In a city like San Francisco, where every voter’s mailbox is stuffed with political mailers and the ballot can feel like a choose-your-own-adventure novel, cutting through the noise takes more than good policy. It takes brand clarity.
That’s what we learned on Yes on D in November 2024.
Prop D was about reforming San Francisco’s bloated system of over 130 city commissions. Important? Absolutely. Sexy? Not at first glance. But with the right messaging, it became a rallying cry for people across the political spectrum.
We didn’t lead with bureaucracy. We led with a feeling: City Hall is broken—and Prop D is how we fix it.
Here’s how branding and social media turned a complex government reform into an effective campaign:
1. Start With a Gut Check Message
“Government reform” sounds dry. “Do Better” felt honest. “City Hall is broken” made people nod. We treated the campaign like a consumer brand launch: What’s the emotional hook? What’s the one thing you want people to remember while they’re filling out their ballot?
Lesson: Your brand is the emotional shortcut to your campaign’s purpose.
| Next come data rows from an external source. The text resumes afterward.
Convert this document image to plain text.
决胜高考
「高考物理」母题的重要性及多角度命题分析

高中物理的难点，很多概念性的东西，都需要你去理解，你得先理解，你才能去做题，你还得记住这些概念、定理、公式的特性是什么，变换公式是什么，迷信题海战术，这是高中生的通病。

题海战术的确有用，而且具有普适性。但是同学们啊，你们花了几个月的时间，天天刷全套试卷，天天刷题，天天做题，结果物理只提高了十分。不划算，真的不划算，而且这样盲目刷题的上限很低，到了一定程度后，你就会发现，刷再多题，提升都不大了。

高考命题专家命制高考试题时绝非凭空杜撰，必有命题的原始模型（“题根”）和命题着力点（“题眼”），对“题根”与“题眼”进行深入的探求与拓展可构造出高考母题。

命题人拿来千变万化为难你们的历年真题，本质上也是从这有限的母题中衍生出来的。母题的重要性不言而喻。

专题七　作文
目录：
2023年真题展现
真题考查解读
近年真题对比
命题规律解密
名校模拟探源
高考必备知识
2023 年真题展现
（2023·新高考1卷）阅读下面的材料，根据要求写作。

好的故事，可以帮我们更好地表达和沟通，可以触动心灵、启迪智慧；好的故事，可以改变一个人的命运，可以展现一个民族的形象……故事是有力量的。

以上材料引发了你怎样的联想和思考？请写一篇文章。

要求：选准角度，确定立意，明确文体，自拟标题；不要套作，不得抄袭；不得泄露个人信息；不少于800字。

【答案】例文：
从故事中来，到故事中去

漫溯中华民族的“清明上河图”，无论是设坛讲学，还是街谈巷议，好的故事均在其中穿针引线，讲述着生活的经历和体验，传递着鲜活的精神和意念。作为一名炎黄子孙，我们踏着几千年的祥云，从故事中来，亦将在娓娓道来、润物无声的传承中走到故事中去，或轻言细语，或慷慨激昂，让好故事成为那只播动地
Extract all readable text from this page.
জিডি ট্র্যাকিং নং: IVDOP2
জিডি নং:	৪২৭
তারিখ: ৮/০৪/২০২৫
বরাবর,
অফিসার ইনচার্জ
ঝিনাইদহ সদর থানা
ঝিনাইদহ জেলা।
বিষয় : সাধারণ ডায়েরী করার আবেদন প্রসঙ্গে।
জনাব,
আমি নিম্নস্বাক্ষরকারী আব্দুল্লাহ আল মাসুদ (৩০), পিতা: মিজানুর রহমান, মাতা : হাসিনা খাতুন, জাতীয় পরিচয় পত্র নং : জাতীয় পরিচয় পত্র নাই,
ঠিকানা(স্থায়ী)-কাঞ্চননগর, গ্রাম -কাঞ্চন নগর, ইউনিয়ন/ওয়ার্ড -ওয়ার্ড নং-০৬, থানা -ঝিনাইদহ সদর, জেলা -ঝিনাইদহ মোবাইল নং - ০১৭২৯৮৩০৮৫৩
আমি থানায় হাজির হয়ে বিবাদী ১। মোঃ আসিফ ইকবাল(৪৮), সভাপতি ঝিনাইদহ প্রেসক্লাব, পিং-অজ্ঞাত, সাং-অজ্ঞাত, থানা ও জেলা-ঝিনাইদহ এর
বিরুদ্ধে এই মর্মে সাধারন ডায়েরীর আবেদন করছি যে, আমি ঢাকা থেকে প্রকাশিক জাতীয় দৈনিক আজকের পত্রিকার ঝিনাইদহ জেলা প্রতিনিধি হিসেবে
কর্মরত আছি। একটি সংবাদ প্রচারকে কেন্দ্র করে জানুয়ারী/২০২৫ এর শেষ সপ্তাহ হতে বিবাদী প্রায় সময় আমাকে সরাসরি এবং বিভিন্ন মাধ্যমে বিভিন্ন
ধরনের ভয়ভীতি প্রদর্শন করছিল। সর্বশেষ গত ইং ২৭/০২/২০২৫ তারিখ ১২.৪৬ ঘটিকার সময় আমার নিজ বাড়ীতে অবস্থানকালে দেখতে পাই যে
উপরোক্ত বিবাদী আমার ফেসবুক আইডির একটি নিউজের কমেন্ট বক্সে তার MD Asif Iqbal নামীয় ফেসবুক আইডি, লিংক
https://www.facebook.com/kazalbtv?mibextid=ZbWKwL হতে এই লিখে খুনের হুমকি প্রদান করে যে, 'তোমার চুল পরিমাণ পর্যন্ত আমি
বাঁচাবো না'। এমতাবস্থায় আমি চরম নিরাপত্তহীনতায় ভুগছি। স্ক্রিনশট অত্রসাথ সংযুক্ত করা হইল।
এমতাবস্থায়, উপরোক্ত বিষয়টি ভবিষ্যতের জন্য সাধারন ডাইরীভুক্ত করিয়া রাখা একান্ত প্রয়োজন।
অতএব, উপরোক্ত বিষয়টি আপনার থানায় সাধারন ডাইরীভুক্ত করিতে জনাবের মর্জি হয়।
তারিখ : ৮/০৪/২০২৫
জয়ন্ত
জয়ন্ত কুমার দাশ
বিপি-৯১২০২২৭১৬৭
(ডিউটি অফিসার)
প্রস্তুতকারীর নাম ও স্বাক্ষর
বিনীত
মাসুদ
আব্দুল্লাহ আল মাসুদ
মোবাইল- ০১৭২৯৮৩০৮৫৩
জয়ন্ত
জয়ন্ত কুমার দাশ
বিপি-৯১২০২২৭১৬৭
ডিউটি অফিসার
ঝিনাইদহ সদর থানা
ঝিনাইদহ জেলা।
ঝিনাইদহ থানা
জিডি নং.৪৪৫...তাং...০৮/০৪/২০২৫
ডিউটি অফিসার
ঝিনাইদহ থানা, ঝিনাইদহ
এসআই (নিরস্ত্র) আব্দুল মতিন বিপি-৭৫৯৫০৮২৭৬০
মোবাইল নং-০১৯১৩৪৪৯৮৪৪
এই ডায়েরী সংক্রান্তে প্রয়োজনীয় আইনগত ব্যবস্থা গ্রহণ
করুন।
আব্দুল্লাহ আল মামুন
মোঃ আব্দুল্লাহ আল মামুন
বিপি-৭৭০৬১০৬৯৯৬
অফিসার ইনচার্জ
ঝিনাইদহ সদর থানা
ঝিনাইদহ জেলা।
2. Design for the Feed, Not the Flier
Our visuals looked like they belonged on Instagram, not in a policy brief. Big bold fonts. No jargon. Colors that popped. We made content that could live on a lawn sign and get reposted to someone’s Stories.
Lesson: If your post looks like homework, it won’t get shared.
3. Use Relatable Messengers
We didn’t just rely on elected officials. We brought in small business owners, young professionals, and everyday San Franciscans who were sick of dysfunction. When someone says “this just makes sense” on camera—especially someone who doesn’t talk like a politician—it resonates.
Lesson: A peer-to-peer share > a press release.
4. Keep the Message Tight, Then Repeat It
Every TikTok, Reel, tweet, and newsletter pointed back to the same idea: Prop D = Fixing a broken system. That consistency paid off. By the final week, people were echoing our tagline back to us—unprompted.
Lesson: The more you say it, the more it sticks. Be the chorus, not the encyclopedia.
Final Thought
Political campaigns often overcomplicate their pitch. Voters don’t have time for a policy seminar—they want to know why it matters and what it means for them. Good branding answers both.
Prop D taught us that even the most technical policy can win hearts and minds—if you treat your campaign like a movement, not a memo.